We’ve all seen this show before

John Calipari’s cartoonish sideline antics during the first half Tuesday night were telling.

He screamed, put his hands on his head and slapped the floor in frustration, but for all his gyrations, his top-ranked Kentucky team never led and trailed reeling Mississippi State by 13 at halftime.

And while the youthful Wildcats rallied in the second half behind sophomore forward Terrence Jones’ awakening and Darius Miller’s clutch 3-point shooting for a gritty 73-64 victory, the damage already had been done. They looked vulnerable for the first time since their lone loss at Indiana two months ago, a game in which they trailed by 10, their previous largest deficit this season.

“At halftime I was a little mean,” said Calipari, whose team is 27-1. “Like I tell these guys if it takes me being mean to you for you to play, come on man. Why should I have to do that?”

Yet for the favorite to win the national championship, Kentucky on Tuesday night looked a shadow of the super team many thought it was becoming. Instead, it actually looked like a classic Calipari team.

The type that has more talent than anybody else in the country, but somehow fails to play to its sky-high potential. A team like the one Calipari had during the 2009-10 season, his first at Kentucky, which featured a record five NBA first-round draft selections, including the No. 1 pick in point guard John Wall, but lost in the NCAA tournament’s regional finals.

This Kentucky squad isn’t as talented as that one, but has the same type of ingredients with sensational freshman forward Anthony Davis, a lock to be the first pick of June’s NBA draft, along with three other potential first-round selections in freshman forward Michael Kidd-Gilchrist, freshman point guard Marquis Teague and Jones. It also showed Tuesday night that it’s capable of the same lapses that cost Calipari’s teams dearly in the past.

On this night Kentucky escaped, but Calipari clearly could not draw up any schemes to overcome his team’s tentative offense, lackluster defense and zombie-like demeanor in the first half. He credited his team’s second-half comeback simply to its “will to win.”

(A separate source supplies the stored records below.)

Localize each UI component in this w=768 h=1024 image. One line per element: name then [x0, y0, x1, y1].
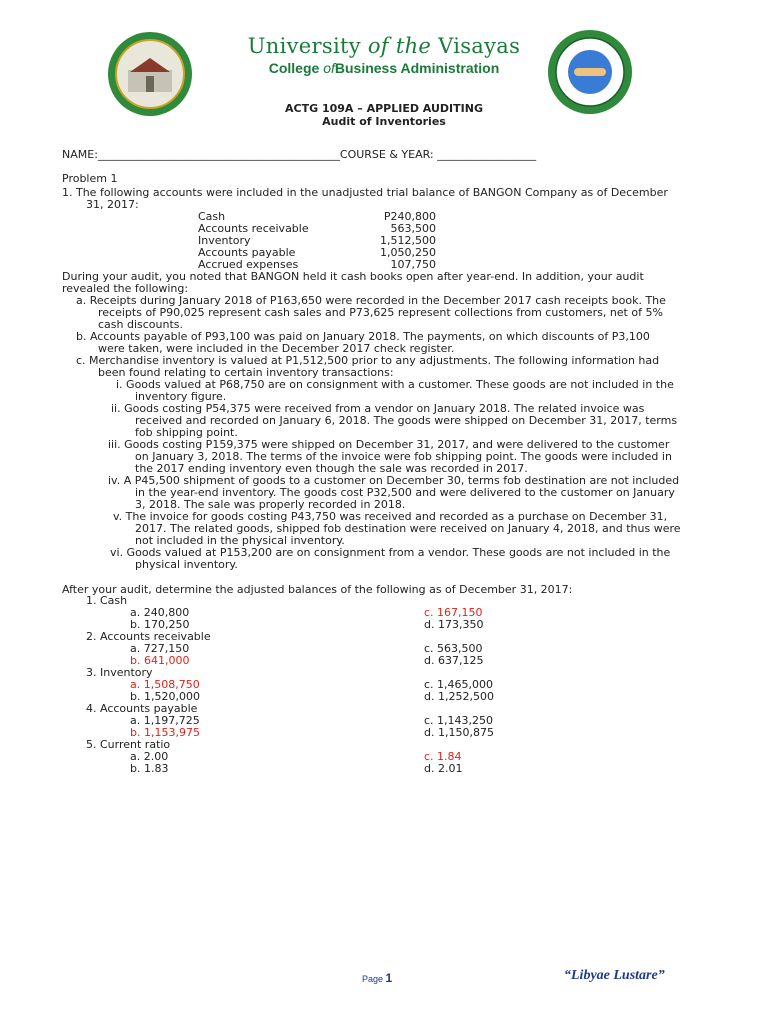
- document-subtitle: Audit of Inventories: [322, 115, 446, 128]
- trial-balance-account: Accounts receivable: [198, 222, 309, 235]
- question-label: 4. Accounts payable: [86, 702, 198, 715]
- body-text-line: cash discounts.: [98, 318, 184, 331]
- option-d: d. 173,350: [424, 618, 484, 631]
- option-d: d. 2.01: [424, 762, 463, 775]
- body-text-line: receipts of P90,025 represent cash sales and P73,625 represent collections from customers, net of 5%: [98, 306, 663, 319]
- option-d: d. 637,125: [424, 654, 484, 667]
- option-c: c. 1,143,250: [424, 714, 494, 727]
- question-label: 5. Current ratio: [86, 738, 171, 751]
- option-c: c. 167,150: [424, 606, 483, 619]
- body-text-line: were taken, were included in the December 2017 check register.: [98, 342, 455, 355]
- body-text-line: the 2017 ending inventory even though the sale was recorded in 2017.: [135, 462, 528, 475]
- intro-line: 1. The following accounts were included in the unadjusted trial balance of BANGON Company as of December: [62, 186, 668, 199]
- body-text-line: received and recorded on January 6, 2018. The goods were shipped on December 31, 2017, terms: [135, 414, 678, 427]
- body-text-line: iii. Goods costing P159,375 were shipped on December 31, 2017, and were delivered to the customer: [108, 438, 670, 451]
- body-text-line: v. The invoice for goods costing P43,750 was received and recorded as a purchase on December 31,: [113, 510, 668, 523]
- option-c: c. 563,500: [424, 642, 483, 655]
- trial-balance-account: Inventory: [198, 234, 251, 247]
- option-b: b. 641,000: [130, 654, 190, 667]
- body-text-line: After your audit, determine the adjusted balances of the following as of December 31, 2017:: [62, 583, 573, 596]
- option-b: b. 1,520,000: [130, 690, 200, 703]
- course-title: ACTG 109A – APPLIED AUDITING: [285, 102, 483, 115]
- question-label: 3. Inventory: [86, 666, 153, 679]
- trial-balance-amount: P240,800: [383, 210, 436, 223]
- option-b: b. 170,250: [130, 618, 190, 631]
- option-c: c. 1.84: [424, 750, 462, 763]
- body-text-line: 2017. The related goods, shipped fob destination were received on January 4, 2018, and thus were: [135, 522, 681, 535]
- body-text-line: in the year-end inventory. The goods cost P32,500 and were delivered to the customer on January: [135, 486, 675, 499]
- option-a: a. 240,800: [130, 606, 190, 619]
- body-text-line: i. Goods valued at P68,750 are on consignment with a customer. These goods are not included in the: [116, 378, 674, 391]
- body-text-line: fob shipping point.: [135, 426, 238, 439]
- trial-balance-account: Accounts payable: [198, 246, 296, 259]
- university-name: University of the Visayas: [247, 34, 521, 58]
- body-text-line: ii. Goods costing P54,375 were received from a vendor on January 2018. The related invoice was: [111, 402, 645, 415]
- body-text-line: 3, 2018. The sale was properly recorded in 2018.: [135, 498, 406, 511]
- body-text-line: inventory figure.: [135, 390, 227, 403]
- problem-heading: Problem 1: [62, 172, 118, 185]
- body-text-line: a. Receipts during January 2018 of P163,650 were recorded in the December 2017 cash receipts book. The: [76, 294, 666, 307]
- trial-balance-amount: 1,512,500: [380, 234, 436, 247]
- motto: “Libyae Lustare”: [564, 968, 665, 983]
- body-text-line: revealed the following:: [62, 282, 189, 295]
- option-d: d. 1,150,875: [424, 726, 494, 739]
- option-c: c. 1,465,000: [424, 678, 494, 691]
- body-text-line: not included in the physical inventory.: [135, 534, 345, 547]
- body-text-line: During your audit, you noted that BANGON held it cash books open after year-end. In addition, your audit: [62, 270, 644, 283]
- college-name: College ofBusiness Administration: [268, 60, 500, 76]
- body-text-line: vi. Goods valued at P153,200 are on consignment from a vendor. These goods are not included in the: [110, 546, 671, 559]
- option-d: d. 1,252,500: [424, 690, 494, 703]
- page-number: Page 1: [362, 971, 393, 985]
- name-field-line: NAME:____________________________________________COURSE & YEAR: __________________: [62, 148, 537, 161]
- intro-line: 31, 2017:: [86, 198, 139, 211]
- body-text-line: physical inventory.: [135, 558, 238, 571]
- body-text-line: b. Accounts payable of P93,100 was paid on January 2018. The payments, on which discounts of P3,100: [76, 330, 650, 343]
- body-text-line: been found relating to certain inventory transactions:: [98, 366, 394, 379]
- option-a: a. 1,508,750: [130, 678, 200, 691]
- question-label: 1. Cash: [86, 594, 128, 607]
- option-b: b. 1,153,975: [130, 726, 200, 739]
- option-a: a. 2.00: [130, 750, 169, 763]
- body-text-line: on January 3, 2018. The terms of the invoice were fob shipping point. The goods were included in: [135, 450, 672, 463]
- option-b: b. 1.83: [130, 762, 169, 775]
- body-text-line: iv. A P45,500 shipment of goods to a customer on December 30, terms fob destination are not included: [108, 474, 680, 487]
- trial-balance-account: Cash: [198, 210, 226, 223]
- trial-balance-amount: 1,050,250: [380, 246, 436, 259]
- option-a: a. 1,197,725: [130, 714, 200, 727]
- option-a: a. 727,150: [130, 642, 190, 655]
- trial-balance-amount: 563,500: [390, 222, 436, 235]
- body-text-line: c. Merchandise inventory is valued at P1,512,500 prior to any adjustments. The following information had: [76, 354, 660, 367]
- trial-balance-account: Accrued expenses: [198, 258, 299, 271]
- trial-balance-amount: 107,750: [390, 258, 436, 271]
- question-label: 2. Accounts receivable: [86, 630, 211, 643]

“This was a terrific win,” Calipari said.

But Calipari knows he was rather fortunate against a Mississippi State team that scored only four points in the final 6-1/2 minutes and is in danger of missing the NCAA tournament after losing four straight games. His team had been feasting on the waifish-weak Southeastern Conference and entered Tuesday with just the nation’s 47th-best strength of schedule.

So there’s still plenty of reason to doubt Kentucky, just like there always is with Calipari’s teams.

Because the knock on Calipari will remain the same until he finally wins his first NCAA championship: He can collect all the talent he wants, but inevitably underachieves with it because of his coaching shortcomings.

Case in point: Don’t forget Calipari’s Memphis team blew a nine-point lead in the final two minutes of regulation against Kansas in the 2008 national championship game and lost in overtime, even with a future NBA Most Valuable Player in point guard Derrick Rose. But every season is seemingly the one that will be different for Calipari.

At least that’s what his players always say. When asked about those who question Calipari’s coaching, Miller rattled off the same type of answer his players have for years.

“I don’t think that’s smart at all,” said Miller, a senior guard. “All the teams that he’s had, all the games that he’s won and the tournaments that he’s been in, I don’t see how you could question his coaching ability.”

Miller, a member of that uber-talented Kentucky team that disappointed two years ago, actually believes this team is “just as good, if not better.”

“We’re confident in our abilities,” he said. “We never feel like we’re going to lose. Our team chemistry is one of the best teams I’ve been on.”

But for all the national championship hype surrounding Kentucky, Miller said he and his teammates haven’t discussed it. Not that you can blame them.

After all, they should know better when it comes to Calipari-coached teams.